Rita was determined to drive the old truck until one or the other of them stopped dead. If the truck happened to go first, she would leave it wherever it died, parked on the side of the road if necessary.

Three Points Trading Post at Robles Junction was thirty miles west of Tucson on Highway 86, the main road leading out to the reservation. The trading post’s primary claim to fame was its undisputed reputation for selling more beer on a weekly basis than all of Davis Monthan Air Force Base combined.

Charley Raymond, the most recent Anglo owner, hurried to the pumps as Rita stopped the truck. “What do you want?” he asked.

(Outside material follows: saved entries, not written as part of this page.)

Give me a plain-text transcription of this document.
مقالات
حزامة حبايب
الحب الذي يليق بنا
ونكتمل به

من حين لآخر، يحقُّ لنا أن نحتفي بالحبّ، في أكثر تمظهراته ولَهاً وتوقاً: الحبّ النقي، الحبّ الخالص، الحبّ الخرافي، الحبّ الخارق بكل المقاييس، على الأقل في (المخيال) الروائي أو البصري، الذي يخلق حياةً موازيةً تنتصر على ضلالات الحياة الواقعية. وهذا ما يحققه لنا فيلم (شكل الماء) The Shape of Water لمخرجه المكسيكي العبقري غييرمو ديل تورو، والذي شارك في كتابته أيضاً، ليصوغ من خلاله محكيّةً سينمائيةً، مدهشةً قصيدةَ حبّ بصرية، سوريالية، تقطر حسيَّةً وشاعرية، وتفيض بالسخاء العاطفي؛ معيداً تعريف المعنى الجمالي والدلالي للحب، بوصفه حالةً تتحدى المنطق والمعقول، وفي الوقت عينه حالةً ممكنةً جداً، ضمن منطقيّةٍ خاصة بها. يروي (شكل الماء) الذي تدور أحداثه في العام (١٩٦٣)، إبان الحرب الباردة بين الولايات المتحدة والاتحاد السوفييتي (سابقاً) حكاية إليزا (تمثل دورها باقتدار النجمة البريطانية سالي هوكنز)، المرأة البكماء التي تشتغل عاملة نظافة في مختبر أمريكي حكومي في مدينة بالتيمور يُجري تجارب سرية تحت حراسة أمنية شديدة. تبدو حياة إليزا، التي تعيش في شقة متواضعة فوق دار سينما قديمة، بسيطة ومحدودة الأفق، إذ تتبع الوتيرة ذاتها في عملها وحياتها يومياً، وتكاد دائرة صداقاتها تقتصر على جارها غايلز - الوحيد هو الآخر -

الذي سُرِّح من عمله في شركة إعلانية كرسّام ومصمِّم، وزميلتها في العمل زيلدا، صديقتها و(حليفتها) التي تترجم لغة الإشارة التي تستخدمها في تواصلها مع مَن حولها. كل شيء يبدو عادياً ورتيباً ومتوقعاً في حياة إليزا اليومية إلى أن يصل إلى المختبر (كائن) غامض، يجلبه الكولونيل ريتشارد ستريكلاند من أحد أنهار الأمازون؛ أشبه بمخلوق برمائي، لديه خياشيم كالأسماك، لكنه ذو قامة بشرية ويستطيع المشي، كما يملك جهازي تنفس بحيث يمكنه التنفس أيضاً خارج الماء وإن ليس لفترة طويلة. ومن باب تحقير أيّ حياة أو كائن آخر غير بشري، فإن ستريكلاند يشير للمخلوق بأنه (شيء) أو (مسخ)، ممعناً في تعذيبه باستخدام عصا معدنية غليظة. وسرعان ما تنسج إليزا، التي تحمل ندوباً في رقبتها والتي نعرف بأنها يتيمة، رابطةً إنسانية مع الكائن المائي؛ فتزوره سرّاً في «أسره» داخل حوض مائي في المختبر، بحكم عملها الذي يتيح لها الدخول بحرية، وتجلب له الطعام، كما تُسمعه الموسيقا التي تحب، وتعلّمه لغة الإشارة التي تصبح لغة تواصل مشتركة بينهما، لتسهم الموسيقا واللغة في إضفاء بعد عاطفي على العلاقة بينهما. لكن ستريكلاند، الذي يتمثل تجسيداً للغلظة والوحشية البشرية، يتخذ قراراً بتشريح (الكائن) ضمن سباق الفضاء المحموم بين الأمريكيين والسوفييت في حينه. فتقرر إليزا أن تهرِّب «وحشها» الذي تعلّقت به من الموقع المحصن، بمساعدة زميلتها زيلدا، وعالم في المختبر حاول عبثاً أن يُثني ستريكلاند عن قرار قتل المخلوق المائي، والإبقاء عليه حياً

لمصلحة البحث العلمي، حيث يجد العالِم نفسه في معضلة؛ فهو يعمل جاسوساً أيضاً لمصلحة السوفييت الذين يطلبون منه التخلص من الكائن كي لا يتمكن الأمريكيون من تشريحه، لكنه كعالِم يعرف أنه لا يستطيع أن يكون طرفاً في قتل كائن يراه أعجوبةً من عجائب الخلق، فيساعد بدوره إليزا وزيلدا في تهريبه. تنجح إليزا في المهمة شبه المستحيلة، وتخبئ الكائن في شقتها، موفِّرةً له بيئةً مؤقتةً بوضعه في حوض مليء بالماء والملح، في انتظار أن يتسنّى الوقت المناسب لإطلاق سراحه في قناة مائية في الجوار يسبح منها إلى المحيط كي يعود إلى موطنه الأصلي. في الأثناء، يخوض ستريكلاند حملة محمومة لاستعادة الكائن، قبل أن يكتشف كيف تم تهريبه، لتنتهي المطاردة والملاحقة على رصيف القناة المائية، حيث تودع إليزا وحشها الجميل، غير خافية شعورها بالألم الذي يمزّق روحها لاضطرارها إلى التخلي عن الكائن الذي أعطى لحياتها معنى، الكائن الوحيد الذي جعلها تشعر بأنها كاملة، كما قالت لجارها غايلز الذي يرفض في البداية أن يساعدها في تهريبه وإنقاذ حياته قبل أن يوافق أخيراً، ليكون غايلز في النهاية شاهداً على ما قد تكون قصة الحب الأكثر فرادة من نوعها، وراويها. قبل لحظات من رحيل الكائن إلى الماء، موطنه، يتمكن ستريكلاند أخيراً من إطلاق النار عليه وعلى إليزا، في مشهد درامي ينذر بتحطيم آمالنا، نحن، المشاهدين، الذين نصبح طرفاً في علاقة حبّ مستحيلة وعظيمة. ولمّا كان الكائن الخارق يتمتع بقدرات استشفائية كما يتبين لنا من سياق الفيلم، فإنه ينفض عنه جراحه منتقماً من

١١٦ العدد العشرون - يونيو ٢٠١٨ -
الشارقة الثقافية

Deliberately, Rita eased her heavy frame out of the driver’s seat. “Five dollars’ worth of regular,” she said and went inside, with Davy trailing happily along behind.

Once inside the store, Davy made a dash for the refrigerator and grabbed his favorite treat-a carton of chocolate milk. Rita went to the cooler and withdrew a single can of Coors. She didn’t drink much, but the day’s real task promised to be hard, thirsty work, and she would need a beer when she finished. A single beer would be welcome. It would also be enough.

Leaving the cooler, Rita steered Davy firmly past a beckoning display of Twinkies and led him to a shelf laden with plastic memorial wreaths and votive candles. He watched curiously while she selected a wreath of bright pink roses.

“This one?” she asked, holding it up for his inspection.

“It’s pretty,” he said with a puzzled frown, “but, Nana, why are we getting flowers?”

Shaking her head, Rita didn’t answer. Instead, she took the wreath, one tall, glass-enclosed candle with a picture of the Virgin Mary on the outside, and the can of Coors, then she threaded her way through the narrow aisles up to the cash register. From behind the counter, Daisy Raymond, a narrow-faced Anglo woman, eyed Rita suspiciously.

Buying the trading post had been Charley’s idea, not Daisy’s. She hadn’t wanted to have anything to do with it, but Charley had convinced her that running the store for a few years was a good way to finish bankrolling their retirement. Now, months later, she reluctantly agreed he was right. In beer sales alone, the place was a gold mine.

The problem was, Daisy Raymond didn’t like Indians. Never had. She stood trapped behind the cash register day after day taking Indian money and trying, unsuccessfully, to conceal her dislike behind a barrage of inane chatter. Being around Daisy Raymond made Rita draw back inside herself.